Taille élancée (Ésaïe 45.14), peau rasée. Hérodote appelle les Éthiopiens les plus grands et les plus beaux de tous les hommes et parle de leur peau si luisante qu’elle semble avoir été ointe d’huile ; ils avaient sans doute la coutume de se raser la tête et le corps même, à la façon des prêtres égyptiens.

Redouté au loin. Comparez 2 Rois 17.4 ; 2 Rois 19.9

Verset 3

La chute d’Assur doit attirer l’attention de toute la terre. Comparez Ésaïe 10.14 ; Ésaïe 14.26.

L’étendard sera élevé. Comparez Ésaïe 5.26 ; Ésaïe 13.2

La trompette sonnera. Comparez Ésaïe 27.13. L’Éternel rassemble sa grande armée pour la conduire contre ses ennemis.

Verset 4

Dieu demeure en apparence inactif et laisse Assur croître jusqu’à l’heure où ses desseins semblent mûrs pour l’exécution : mais à ce moment il le frappe.

Versets 4 et 5

Voyez une image semblable pour désigner la puissance assyrienne : Ésaïe 10.17-19, Ésaïe 10.33-34

De ma demeure. Comparez Ésaïe 26.21.

Une chaleur sereine, un nuage de rosée. Rien de plus propre à hâter la maturation des fruits que des jours chauds et calmes et des nuits abondantes en rosée. Leur action combinée figure ici celle de la Providence qui non seulement permet, mais favorise le développement de la puissance des Assyriens, pour faire d’autant mieux éclater sa gloire dans leur soudain abaissement. Dieu n’interviendra d’une manière visible qu’à la dernière heure ; mais ce sera souverainement.

Il coupera. La vigne qui s’étalait florissante aux rayons du soleil, reçoit soudain le coup de serpette.
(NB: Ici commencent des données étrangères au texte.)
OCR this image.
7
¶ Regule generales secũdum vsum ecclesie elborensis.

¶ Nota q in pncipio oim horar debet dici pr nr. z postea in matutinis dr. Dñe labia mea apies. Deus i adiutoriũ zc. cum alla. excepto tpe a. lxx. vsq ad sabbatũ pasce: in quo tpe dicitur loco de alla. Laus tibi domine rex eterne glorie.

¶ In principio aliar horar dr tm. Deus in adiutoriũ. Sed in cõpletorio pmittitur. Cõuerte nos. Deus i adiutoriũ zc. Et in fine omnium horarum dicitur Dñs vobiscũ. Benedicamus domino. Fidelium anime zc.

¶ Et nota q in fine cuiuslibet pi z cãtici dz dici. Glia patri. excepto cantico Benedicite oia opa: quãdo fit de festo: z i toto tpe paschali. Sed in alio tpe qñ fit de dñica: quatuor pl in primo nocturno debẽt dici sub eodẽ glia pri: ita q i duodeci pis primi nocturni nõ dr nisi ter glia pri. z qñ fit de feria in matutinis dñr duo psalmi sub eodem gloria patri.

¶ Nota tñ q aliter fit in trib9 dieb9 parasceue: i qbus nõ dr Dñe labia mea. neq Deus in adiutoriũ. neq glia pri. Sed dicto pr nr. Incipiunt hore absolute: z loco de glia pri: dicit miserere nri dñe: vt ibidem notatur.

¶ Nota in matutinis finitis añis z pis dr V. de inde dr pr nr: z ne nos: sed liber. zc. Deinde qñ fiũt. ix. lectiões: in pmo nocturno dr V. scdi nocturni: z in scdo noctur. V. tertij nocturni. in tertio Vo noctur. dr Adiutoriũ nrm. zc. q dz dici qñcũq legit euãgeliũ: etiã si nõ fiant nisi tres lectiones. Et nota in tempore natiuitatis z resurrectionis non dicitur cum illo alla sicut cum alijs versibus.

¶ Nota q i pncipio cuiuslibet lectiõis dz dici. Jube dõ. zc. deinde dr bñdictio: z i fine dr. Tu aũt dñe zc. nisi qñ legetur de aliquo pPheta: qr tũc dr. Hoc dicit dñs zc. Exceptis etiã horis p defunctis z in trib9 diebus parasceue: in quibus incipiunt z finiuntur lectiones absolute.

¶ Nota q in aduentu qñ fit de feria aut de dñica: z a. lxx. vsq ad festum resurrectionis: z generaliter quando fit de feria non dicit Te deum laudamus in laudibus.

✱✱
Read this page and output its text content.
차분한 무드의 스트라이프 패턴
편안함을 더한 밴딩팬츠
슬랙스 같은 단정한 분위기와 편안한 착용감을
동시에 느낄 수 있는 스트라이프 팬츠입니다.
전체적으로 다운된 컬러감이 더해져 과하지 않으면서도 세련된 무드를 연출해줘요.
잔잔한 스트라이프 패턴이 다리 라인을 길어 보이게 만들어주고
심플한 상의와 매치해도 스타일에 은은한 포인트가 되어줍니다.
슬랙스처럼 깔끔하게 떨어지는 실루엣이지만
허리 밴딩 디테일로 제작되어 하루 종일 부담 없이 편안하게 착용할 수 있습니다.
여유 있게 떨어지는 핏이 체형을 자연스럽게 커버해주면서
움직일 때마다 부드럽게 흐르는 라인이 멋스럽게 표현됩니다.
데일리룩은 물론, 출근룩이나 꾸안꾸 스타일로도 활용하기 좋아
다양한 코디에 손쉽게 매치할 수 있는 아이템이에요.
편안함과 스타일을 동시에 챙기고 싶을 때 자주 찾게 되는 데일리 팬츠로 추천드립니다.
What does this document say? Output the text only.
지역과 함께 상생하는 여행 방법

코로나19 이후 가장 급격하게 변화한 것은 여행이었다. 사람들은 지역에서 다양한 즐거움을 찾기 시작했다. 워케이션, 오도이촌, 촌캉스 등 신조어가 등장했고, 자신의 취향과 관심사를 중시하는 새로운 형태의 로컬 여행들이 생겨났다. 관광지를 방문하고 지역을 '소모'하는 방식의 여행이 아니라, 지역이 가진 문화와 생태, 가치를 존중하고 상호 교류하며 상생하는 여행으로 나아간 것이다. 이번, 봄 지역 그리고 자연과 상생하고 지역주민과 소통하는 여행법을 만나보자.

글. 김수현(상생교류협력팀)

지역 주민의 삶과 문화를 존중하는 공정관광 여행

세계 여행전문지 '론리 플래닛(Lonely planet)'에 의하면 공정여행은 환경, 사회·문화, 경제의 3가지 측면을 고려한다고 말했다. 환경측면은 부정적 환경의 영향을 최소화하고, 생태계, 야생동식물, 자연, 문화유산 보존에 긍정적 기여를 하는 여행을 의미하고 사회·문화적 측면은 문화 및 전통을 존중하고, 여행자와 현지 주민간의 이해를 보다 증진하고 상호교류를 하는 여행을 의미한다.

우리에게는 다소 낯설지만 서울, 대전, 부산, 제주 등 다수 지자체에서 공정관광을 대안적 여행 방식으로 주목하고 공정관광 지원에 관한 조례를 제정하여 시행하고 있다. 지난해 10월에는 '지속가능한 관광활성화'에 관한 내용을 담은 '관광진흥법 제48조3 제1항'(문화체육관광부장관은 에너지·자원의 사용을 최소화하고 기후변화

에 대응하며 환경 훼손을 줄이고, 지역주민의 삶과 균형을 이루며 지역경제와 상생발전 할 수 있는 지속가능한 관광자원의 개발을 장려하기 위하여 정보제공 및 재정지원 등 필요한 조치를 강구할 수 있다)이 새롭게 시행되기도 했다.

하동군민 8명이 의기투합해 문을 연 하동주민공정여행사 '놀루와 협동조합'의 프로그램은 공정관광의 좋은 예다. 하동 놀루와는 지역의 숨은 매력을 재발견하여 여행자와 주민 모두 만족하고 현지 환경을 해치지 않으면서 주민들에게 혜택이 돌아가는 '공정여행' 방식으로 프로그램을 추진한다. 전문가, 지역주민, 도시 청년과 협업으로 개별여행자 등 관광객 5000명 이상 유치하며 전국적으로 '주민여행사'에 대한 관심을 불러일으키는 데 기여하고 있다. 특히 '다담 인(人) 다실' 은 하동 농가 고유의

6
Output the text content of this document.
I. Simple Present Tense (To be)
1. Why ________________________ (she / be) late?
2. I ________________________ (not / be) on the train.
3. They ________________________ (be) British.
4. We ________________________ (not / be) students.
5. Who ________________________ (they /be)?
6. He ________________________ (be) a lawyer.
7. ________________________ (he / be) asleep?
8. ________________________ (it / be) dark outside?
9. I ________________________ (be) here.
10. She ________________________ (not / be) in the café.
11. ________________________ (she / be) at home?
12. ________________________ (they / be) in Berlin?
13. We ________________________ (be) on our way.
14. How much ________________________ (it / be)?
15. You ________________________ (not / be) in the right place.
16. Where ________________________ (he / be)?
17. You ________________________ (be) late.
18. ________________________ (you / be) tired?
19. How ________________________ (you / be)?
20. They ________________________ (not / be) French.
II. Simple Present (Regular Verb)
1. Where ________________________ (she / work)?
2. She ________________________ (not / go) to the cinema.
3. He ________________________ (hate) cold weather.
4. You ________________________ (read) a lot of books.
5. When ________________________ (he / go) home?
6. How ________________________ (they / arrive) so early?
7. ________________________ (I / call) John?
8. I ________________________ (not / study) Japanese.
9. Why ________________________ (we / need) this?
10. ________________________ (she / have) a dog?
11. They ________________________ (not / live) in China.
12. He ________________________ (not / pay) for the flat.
Ésaïe 10.33-34 l’image est autre, mais le sens identique.

Verset 6

Le nombre des cadavres assyriens est tel que les bêtes sauvages y trouvent de la pâture pour toute une année. Voyez Ésaïe 37.36

Verset 7

En ce temps-là… : à la suite de ce jugement, dans lequel les Éthiopiens seront forcés de reconnaître le doigt de Dieu.

Une offrande sera apportée… Comparez les prophéties analogues concernant la conversion de l’Éthiopie au vrai Dieu : Ésaïe 45.14 ; Sophonie 3.10 ; Psaumes 18.32

Par le peuple… La description du verset 2 est reproduite ici dans l’intention de glorifier le Dieu qui a su faire la conquête d’un tel peuple.

Au lieu où l’on invoque… littéralement : au lieu du nom de l’Éternel, c’est-à-dire au lieu où l’on trouve la révélation et la connaissance de l’Éternel (Deutéronome 12.5).

La conversion de l’Éthiopie au Dieu d’Israël est mise en relation directe avec la chute de l’Assyrie. Comparez la relation semblable, établie dans les chapitres 7, 9, 11, entre ce dernier événement et l’apparition du Messie. L’Assyrie représente aux yeux du prophète le monde hostile à Dieu en général ; le jugement d’Assur se confond donc pour lui avec le jugement du monde ; il a pour effet immédiat la conversion des peuples. Voir la dernière note du chapitre 7. L’accomplissement de cette prophétie a commencé lors de la fondation, en Éthiopie et en Abyssinie, d’une église chrétienne qui a subsisté jusqu’à nos jours.